Апрель — это точно значит: опять наступила пора
раздолбанных верхних полок, поломанных туалетов,
и утром ты куришь в тамбуре, распахнутый всем ветрам,
на старом скрипящем поезде бодро въезжая в лето.
Звенит на столе стакан, вполне нетяжел рюкзак,
и сколько ни есть дорог,
дорожек,
тропинок в мире —
бери себе все, делай первый шаг, и можешь закрыть глаза,
вскочи в развеселый поезд триста сорок четыре.
Отныне ты крестоносец и первый конквистадор,
и Ливингстон вместе со Стенли в одном флаконе,
Ложится тебе под ноги твой солнечный коридор
и все города отныне становятся незнакомы.
Рассветные тополя, размытая акварель,
вокруг дороги степи безбрежнее все и шире.
И что у тебя с собою? — штопор, рюкзак, апрель
и старый разбитый поезд триста сорок четыре.
ЛОРД («ДОМ, В КОТОРОМ…»)
это словно рисунок, найденный под матрасом,
словно сказка, пришедшая издалека:
человек идет,
у него есть большая трасса,
тишина: не слышится ни гудка,
ни машинного звука, только ветер слегка
из неведомых далей доносит шум,
словно плещется большая река.
человек садится, бормочет под нос себе: «Я не спешу».
не спешу.
Шепчет травам — полыни да спорышу,
шепчет этой далекой реке.
И, конечно, его подбирает автобус
и с ним растворяется вдалеке.
дальше будет город, похожий на маленький ад
(пиши, не перечитывая, не озираясь назад),
сонный город, из которого нет пути,
подработки — принеси, подай, привинти,
под крыльцом позапрошлогоднее конфетти.
нет, не спрашивай,
не спрашивай, куда он идет,
все вращаясь по кругу в этом городе день за днем,
а который день, который месяц, который год?
нет, не надо, давай замнем.
у него на карте, выстроенной в голове,
есть далекий лес и шуршащий синий ручей,
там он самый правильный,
самый свободный,
самый ничей,
за верхушками сосен — прозрачный свет,
растворяются шорохи шелестом по траве.
ах, дурацкая сказка — да все равно не запомните,
вечер. вымотан. еще не упав на подушку, отключается голова.
зеленеют стены маленькой комнаты,
на полу прорастает трава.
НЕ МЫ
1.
Нормально питаюсь, не жду каких-то звонков,
не люблю (или не с кем) трепаться о личном.

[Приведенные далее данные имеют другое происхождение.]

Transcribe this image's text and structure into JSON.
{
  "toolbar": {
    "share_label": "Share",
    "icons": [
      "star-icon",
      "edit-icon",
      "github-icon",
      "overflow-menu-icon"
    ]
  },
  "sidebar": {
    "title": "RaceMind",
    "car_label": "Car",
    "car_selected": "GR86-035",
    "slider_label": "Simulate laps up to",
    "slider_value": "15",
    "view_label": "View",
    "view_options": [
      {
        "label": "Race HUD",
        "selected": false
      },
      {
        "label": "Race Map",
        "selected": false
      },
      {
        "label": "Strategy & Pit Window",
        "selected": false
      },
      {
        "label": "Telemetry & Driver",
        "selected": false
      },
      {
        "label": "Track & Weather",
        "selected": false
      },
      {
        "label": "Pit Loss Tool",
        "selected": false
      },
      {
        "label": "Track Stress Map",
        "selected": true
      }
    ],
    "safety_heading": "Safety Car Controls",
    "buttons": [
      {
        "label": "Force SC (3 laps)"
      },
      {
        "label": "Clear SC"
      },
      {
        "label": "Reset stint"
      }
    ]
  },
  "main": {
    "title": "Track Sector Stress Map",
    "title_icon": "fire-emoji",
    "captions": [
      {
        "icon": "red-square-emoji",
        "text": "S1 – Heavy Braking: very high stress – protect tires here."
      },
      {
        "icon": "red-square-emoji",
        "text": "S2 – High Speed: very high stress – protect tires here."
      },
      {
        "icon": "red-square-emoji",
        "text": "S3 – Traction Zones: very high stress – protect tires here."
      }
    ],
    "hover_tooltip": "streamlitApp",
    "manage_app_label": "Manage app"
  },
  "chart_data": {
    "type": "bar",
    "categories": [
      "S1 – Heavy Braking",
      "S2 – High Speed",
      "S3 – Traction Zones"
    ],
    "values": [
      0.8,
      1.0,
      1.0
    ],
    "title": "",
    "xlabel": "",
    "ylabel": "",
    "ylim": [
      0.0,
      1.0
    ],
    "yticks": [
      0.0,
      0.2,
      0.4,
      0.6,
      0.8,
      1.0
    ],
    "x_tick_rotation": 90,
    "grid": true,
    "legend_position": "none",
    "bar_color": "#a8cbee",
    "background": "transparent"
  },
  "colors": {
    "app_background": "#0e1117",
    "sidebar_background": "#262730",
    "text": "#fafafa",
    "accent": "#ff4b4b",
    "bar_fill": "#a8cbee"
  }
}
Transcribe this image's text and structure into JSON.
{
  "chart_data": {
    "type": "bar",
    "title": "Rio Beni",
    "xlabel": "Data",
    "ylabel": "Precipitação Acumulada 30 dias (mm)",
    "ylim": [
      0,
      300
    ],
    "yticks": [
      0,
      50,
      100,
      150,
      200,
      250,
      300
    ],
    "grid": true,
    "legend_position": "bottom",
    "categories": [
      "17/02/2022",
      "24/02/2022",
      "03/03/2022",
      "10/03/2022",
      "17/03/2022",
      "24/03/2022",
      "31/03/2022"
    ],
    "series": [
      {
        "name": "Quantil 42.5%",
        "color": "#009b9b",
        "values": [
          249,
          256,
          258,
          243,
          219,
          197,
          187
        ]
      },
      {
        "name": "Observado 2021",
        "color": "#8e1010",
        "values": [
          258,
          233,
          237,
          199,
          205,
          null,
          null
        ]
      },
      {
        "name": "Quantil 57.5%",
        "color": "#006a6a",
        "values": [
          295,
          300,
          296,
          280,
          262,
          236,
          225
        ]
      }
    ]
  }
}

Просто из спины вынули несколько позвонков,
а так все отлично.
Просто приходится держаться усилием мышц,
стоять исключительно ровно, исключительно улыбаясь,
стремительно рассекая воздух — вслепую, как летучая мышь,
передвигаясь рывками — от столба до столба, и
внезапно замирать в супермаркете, обнаруживая не нас,
стоящих посреди замороженных овощей и пельменей,
словно боль проснулась внутри, и к сердцу подбирается метастаз,
вот сейчас коснется — и остановится время.
И не мы стоим, обнимаясь, пока вселенная помолчит,
от натыкающихся, от идущих мимо оберегая,
и не мы глядим друг на друга, и из глаз золотые лучи,
и тишина смеющаяся и тугая.
И пока любовь их хранит от злобы людской и тьмы,
где-то внутри словно ломается ветка сухая.
Я прохожу, я спокойно прохожу мимо тех, кто не мы.
Выхожу, закуриваю, выдыхаю.
2.
Радость моя, почему вокруг нас все падает,
рассыпается калейдоскопом,
осколочками царапает,
и кому говорить — не трогайте нас, не рушьте?